ANOTHER week, another off the cuff outburst, another batch of conflicting opinions – just another seven days in Swindon Town La La Land.

Paolo Di Canio was in fine form in midweek. His 20-minute soliloquy that packed a powerful punch had the assembled local journalists awestruck.

That’s an impressive achievement for a man who has compared his players to dogs and winning titles to sex with Madonna.

Let’s make it clear, this was a rant. It was unprompted. It was passionate and angry, Di Canio even admitted as much as he made his closing remarks.

Until you have heard one of these interviews in full it’s nigh-on impossible to fully comprehend what exactly happens.

These half-hour doses of surrealism have become the Italian’s trademark. He winds himself up and lets himself go, like a firework that lights its own fuse. That is how he is, and you love him or loathe him for it.

He is forthright and single-minded in his views. He says what he thinks. As the song goes, ‘he does what he wants’. There is little room for compromise, there is little room for consideration. 

Now, before the bloodthirsty amongst you put fingers to keyboards, I freely admit that these are qualities that can add another dimension to a manager and a team. But surely they have to be used responsibly?

For as long as the team are succeeding and playing good football Di Canio will, quite rightly from a footballing point of view, be revered.

He has revolutionised the way the first team functions, he has brought glory to a place where gloom had set in like a heavy frost.

But there is an unsettling backdrop to all this success. A fragility and bitter sentiment that is palpable when you scrape below the crust. What has caused it is up for debate, but airing dirty laundry to such a scale cannot help. It just can’t.

If the manager wants to revamp his youth department, no problem - I’m sure relevant negotiations could take place behind closed doors, in confidence, dealt with sensitively and appropriately. Why bring it all out in the open?
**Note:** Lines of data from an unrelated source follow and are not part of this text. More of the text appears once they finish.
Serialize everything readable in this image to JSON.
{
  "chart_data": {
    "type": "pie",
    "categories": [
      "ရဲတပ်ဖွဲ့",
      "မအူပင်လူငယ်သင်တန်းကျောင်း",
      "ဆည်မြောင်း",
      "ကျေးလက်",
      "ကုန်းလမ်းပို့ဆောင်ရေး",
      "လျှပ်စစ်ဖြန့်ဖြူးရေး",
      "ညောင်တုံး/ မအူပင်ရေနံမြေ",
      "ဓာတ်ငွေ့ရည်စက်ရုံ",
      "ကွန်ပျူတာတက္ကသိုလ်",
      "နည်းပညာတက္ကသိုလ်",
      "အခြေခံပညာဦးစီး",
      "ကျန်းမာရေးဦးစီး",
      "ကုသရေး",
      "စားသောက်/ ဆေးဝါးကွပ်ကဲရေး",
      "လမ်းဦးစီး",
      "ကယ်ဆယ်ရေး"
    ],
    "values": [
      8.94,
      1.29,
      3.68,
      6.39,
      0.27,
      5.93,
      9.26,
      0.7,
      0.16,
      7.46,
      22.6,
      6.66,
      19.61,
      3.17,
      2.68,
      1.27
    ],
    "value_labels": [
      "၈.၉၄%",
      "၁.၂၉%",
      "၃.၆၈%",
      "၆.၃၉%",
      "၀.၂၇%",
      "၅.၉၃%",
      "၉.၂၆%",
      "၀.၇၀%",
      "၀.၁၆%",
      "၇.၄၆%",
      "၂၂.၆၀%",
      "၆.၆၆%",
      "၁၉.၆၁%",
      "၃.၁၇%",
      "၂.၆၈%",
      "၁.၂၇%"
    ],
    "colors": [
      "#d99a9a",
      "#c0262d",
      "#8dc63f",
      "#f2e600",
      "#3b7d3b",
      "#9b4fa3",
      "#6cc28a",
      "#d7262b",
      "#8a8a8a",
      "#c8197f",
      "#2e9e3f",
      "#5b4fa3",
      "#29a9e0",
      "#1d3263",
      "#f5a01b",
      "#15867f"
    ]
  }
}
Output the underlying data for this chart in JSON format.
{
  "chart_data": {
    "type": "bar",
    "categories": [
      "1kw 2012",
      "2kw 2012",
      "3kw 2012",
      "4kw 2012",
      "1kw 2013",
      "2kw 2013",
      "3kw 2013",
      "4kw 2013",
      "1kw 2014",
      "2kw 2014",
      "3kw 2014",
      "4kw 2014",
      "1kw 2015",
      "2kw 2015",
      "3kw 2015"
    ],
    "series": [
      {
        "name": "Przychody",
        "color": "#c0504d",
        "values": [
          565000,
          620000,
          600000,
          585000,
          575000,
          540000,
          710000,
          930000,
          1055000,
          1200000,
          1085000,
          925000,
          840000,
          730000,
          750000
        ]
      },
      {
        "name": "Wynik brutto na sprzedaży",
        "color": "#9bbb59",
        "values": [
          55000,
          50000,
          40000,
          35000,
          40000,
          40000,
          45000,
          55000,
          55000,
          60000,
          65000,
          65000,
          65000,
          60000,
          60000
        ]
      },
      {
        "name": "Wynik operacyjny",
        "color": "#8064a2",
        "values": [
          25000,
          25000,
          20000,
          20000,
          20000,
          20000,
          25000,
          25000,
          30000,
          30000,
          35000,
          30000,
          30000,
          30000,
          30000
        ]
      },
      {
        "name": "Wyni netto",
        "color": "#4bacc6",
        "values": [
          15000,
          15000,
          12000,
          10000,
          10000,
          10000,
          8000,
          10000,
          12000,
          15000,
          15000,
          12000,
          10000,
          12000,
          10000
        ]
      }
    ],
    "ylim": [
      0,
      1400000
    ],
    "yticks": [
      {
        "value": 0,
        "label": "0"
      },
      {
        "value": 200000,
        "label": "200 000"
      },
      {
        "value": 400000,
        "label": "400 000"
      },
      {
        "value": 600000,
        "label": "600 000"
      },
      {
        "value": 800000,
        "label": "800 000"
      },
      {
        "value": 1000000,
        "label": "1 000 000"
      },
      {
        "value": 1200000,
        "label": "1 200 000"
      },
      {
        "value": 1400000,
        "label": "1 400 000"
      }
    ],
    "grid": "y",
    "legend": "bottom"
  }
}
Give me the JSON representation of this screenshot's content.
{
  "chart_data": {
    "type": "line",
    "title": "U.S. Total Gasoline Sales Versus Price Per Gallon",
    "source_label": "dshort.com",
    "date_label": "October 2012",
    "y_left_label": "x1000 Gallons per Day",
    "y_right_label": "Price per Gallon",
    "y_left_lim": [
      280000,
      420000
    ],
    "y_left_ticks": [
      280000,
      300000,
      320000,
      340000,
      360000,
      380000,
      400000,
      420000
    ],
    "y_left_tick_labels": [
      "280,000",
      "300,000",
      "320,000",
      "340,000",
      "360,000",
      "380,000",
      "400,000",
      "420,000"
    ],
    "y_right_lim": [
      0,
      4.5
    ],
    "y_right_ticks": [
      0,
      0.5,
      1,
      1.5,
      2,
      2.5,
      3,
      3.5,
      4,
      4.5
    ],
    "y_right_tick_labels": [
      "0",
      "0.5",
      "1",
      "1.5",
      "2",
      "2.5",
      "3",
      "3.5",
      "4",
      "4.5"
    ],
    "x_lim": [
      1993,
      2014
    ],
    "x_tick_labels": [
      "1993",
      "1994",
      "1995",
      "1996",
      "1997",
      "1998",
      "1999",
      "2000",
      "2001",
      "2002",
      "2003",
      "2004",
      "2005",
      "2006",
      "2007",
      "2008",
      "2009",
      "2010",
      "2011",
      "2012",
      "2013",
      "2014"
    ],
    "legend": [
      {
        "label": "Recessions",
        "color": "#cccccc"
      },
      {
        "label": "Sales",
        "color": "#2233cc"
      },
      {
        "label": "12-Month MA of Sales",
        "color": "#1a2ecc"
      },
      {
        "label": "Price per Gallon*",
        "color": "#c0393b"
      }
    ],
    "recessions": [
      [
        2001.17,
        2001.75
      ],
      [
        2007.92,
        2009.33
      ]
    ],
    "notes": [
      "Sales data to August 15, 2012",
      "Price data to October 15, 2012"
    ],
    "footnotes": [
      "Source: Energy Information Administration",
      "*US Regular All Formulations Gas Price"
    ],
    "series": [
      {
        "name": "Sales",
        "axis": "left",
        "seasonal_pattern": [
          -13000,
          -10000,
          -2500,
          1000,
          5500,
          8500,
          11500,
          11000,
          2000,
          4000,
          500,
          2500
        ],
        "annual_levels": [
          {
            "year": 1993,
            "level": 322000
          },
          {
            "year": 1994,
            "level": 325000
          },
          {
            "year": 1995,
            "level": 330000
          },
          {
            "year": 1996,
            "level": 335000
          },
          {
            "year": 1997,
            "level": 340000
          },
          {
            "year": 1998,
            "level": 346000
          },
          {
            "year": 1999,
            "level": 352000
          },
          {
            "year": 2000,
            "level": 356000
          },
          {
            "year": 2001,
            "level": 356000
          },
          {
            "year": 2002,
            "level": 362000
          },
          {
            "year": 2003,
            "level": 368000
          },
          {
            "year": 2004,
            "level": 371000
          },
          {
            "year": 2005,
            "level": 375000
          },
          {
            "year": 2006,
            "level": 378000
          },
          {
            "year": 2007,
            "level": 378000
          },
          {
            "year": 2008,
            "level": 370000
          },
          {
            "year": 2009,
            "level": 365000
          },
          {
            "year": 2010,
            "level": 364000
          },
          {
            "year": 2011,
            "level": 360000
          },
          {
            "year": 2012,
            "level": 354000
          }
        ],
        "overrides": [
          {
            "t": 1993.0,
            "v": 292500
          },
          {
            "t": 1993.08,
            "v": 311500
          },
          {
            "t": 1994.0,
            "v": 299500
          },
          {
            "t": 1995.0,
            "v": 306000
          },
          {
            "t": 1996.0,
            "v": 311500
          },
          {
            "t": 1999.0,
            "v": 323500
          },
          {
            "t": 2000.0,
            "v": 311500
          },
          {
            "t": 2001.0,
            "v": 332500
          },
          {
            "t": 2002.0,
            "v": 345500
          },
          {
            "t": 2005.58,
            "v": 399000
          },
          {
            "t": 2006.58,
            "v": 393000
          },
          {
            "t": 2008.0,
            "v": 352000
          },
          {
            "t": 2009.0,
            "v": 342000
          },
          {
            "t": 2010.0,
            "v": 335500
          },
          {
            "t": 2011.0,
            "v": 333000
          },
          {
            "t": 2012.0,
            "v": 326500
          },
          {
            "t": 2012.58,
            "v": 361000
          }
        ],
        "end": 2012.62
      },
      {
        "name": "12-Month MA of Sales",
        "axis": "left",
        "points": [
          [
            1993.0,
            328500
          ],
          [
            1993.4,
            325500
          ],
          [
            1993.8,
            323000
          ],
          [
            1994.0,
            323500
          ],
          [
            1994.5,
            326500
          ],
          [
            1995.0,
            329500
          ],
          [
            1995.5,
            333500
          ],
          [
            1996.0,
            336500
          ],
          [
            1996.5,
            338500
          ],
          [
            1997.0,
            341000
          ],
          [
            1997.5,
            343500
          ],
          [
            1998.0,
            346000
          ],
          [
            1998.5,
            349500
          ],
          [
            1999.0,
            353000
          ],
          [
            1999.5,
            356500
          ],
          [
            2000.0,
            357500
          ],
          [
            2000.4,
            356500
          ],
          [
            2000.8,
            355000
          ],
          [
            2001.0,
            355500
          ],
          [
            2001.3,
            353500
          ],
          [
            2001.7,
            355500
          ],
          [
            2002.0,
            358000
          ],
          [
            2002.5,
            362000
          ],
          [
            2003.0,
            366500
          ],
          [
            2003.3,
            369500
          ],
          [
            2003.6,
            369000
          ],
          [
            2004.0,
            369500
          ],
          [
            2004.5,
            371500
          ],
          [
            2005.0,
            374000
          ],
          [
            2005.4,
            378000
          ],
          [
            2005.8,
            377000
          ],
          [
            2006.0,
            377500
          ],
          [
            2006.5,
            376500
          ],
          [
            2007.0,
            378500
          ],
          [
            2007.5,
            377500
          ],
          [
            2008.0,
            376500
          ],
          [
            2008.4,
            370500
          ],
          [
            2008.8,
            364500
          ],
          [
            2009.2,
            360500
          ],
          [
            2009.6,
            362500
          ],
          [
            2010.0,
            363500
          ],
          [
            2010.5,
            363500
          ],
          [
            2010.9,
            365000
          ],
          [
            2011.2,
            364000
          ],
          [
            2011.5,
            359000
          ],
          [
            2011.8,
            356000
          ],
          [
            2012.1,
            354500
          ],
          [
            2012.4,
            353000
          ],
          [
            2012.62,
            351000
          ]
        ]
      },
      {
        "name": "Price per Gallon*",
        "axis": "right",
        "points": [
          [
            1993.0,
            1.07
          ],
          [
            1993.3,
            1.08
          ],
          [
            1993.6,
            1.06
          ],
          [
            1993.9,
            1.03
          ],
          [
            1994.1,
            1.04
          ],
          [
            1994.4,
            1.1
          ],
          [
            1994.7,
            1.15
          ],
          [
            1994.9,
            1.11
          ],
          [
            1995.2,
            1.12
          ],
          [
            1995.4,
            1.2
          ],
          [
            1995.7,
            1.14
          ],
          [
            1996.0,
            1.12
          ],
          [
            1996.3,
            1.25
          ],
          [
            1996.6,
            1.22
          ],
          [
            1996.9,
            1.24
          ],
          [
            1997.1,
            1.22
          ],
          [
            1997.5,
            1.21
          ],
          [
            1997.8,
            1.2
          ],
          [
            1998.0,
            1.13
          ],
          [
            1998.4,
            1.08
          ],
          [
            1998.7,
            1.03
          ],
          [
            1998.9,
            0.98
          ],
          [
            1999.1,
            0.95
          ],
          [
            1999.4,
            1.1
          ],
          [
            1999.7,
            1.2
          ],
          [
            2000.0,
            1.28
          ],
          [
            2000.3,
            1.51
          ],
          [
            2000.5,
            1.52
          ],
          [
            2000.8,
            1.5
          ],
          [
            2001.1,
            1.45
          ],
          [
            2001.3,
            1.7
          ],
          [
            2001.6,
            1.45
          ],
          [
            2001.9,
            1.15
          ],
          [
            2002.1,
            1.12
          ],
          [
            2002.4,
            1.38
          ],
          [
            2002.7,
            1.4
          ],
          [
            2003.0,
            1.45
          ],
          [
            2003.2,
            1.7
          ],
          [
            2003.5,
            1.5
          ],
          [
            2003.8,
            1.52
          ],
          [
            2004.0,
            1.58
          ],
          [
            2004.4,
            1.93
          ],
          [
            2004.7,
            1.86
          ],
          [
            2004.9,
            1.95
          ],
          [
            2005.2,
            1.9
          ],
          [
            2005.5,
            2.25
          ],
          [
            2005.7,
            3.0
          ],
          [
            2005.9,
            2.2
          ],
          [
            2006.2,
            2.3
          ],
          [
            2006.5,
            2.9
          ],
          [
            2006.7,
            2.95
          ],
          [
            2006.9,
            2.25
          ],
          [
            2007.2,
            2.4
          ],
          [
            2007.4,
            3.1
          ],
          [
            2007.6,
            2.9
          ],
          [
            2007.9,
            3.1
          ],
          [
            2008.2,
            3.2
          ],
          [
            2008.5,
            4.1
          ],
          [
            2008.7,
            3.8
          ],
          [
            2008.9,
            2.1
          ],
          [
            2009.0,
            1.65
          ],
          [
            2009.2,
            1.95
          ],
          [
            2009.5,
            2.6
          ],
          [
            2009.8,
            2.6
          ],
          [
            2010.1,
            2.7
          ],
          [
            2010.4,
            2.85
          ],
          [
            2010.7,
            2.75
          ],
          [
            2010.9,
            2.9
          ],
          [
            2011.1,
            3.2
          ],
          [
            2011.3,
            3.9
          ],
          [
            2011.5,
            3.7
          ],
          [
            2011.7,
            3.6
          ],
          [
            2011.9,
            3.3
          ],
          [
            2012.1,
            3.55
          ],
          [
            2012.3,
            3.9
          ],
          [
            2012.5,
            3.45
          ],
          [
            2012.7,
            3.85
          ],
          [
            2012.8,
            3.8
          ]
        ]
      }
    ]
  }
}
Why lambast good men and women who do their best for the club? 

Of course the youth department were not a match for Liverpool, the Robins’ academy functions on a fraction of the cost of one of the Reds’ star players. You would hope and expect that a club operating on an annual budget around 25 times smaller than Town’s would be put to the slaughter if ever the two met.

And so it comes back to Thursday, that press conference and its aftermath - the anonymous posters who spit bile at the slightest mention of the truth.

People misunderstand what the local media reports. Goading and coaxing, sensationalising and winding-up? No chance. No need. The manager does that all himself.

And what would you, the reader, rather we did? Wipe it under the carpet and pretend it never happened?

Now that would be amateur journalism.

BOSS DESERVES CREDIT FOR SACRIFICING ‘BRAND DI CANIO’

WHILE I can disagree plenty with the way Paolo Di Canio uses the public forum to bring his gripes to light it is impossible this week not to recognise his own personal sacrifice for the sake of the club.

The Di Canio brand is a multi-million pound entity, it circumnavigates Planet Football.

Di Canio could set himself up for life flogging his name around the consumer world, piling up endorsements and personal sponsorships, so to see him give away his image rights for free to enable his players to receive world class treatment at the Villa Stuart facility in Rome is fantastic to see.

I don’t think I will ever personally accept his unorthodox man-management techniques, but in this instance he showed a devotion to the success of the team which doesn’t generally happen in the modern game.

His humility in keeping it all under wraps until he found it imperative to share with Swindon Town fans was another glowing character reference.

The Italian may be passionate and unpredictable, but that can work two ways.

In this instance he exhibited the best sides of those two qualities.